Place tomatillos, onion, garlic, poblano in a large, oven proof skillet (I prefer cast iron), drizzle with vegetable oil, sprinkle with salt and pepper and place under broiler until the vegetables are blistered and very dark in spots. Alternatively, you can do this on the stove top over very high heat.
Remove from oven and let cool slightly, carefully peel the skin from the poblano—don’t get too fussy; it’s ok if you don’t get every speck of skin off—and remove and discard the seeds and stem along with the skin. Place the charred vegetables in a blender with a cup of fresh cilantro, one can of drained and rinsed cannellini beans, and one cup of your chicken stock. Blend until smooth and add to slow cooker.
Generously salt and pepper chicken thighs, and in the same pan you charred your vegetables, brown chicken thighs very well on both sides. Transfer thighs to slow cooker. While the pan is still hot, carefully remove excess fat from pan, pour in some chicken stock, and scrape to remove any brown bits of goodness. Add this liquid to slow cooker.
Add cumin, coriander, remaining two cans of beans, one can of hominy, and remaining chicken stock to slow cooker. Give it a stir and turn to low for 6-8 hours.

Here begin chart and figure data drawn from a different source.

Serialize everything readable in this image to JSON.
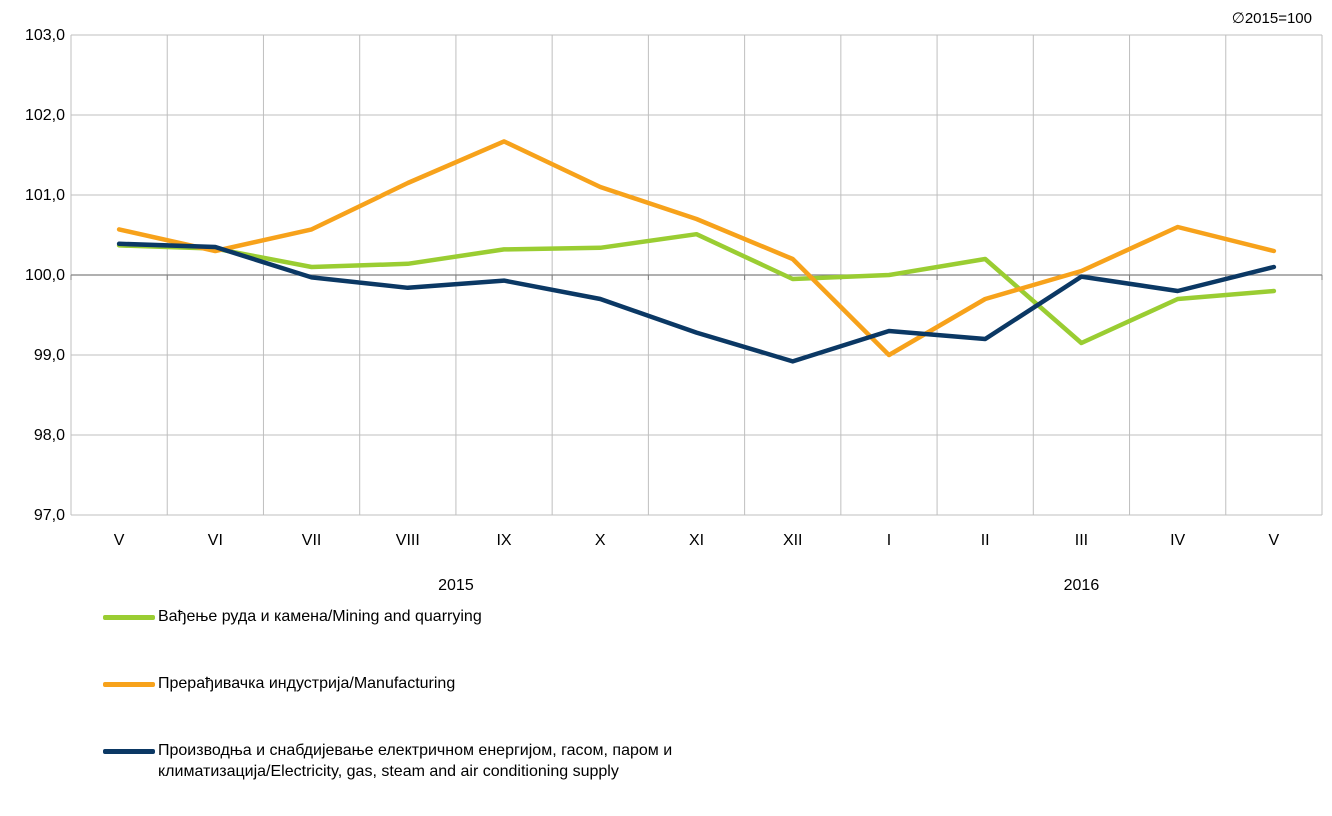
{
  "note": "∅2015=100",
  "chart_data": {
    "type": "line",
    "categories": [
      "V",
      "VI",
      "VII",
      "VIII",
      "IX",
      "X",
      "XI",
      "XII",
      "I",
      "II",
      "III",
      "IV",
      "V"
    ],
    "year_labels": [
      {
        "label": "2015",
        "from": 0,
        "to": 7
      },
      {
        "label": "2016",
        "from": 8,
        "to": 12
      }
    ],
    "ylim": [
      97.0,
      103.0
    ],
    "yticks": [
      "97,0",
      "98,0",
      "99,0",
      "100,0",
      "101,0",
      "102,0",
      "103,0"
    ],
    "reference_line": 100.0,
    "grid": true,
    "legend_position": "bottom-left",
    "series": [
      {
        "name": "Вађење руда и камена/Mining and quarrying",
        "color": "#9ACD32",
        "values": [
          100.37,
          100.33,
          100.1,
          100.14,
          100.32,
          100.34,
          100.51,
          99.95,
          100.0,
          100.2,
          99.15,
          99.7,
          99.8
        ]
      },
      {
        "name": "Прерађивачка индустрија/Manufacturing",
        "color": "#F7A21B",
        "values": [
          100.57,
          100.3,
          100.57,
          101.15,
          101.67,
          101.1,
          100.7,
          100.2,
          99.0,
          99.7,
          100.05,
          100.6,
          100.3
        ]
      },
      {
        "name": "Производња и снабдијевање електричном енергијом, гасом, паром и климатизација/Electricity, gas, steam and air conditioning supply",
        "color": "#0B3864",
        "values": [
          100.39,
          100.35,
          99.97,
          99.84,
          99.93,
          99.7,
          99.28,
          98.92,
          99.3,
          99.2,
          99.98,
          99.8,
          100.1
        ]
      }
    ]
  }
}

When you’re ready to serve, taste for salt and add more if desired—this will depend heavily on the saltiness of your chicken stock.
The chicken will be so tender and buttery, you can just shred it gently with tongs or a spoon. I like it a little chunky, but shred it however you prefer.
Serve with lime wedges, sour cream, fresh cilantro leaves, tortilla chips, and hot sauce. Enjoy!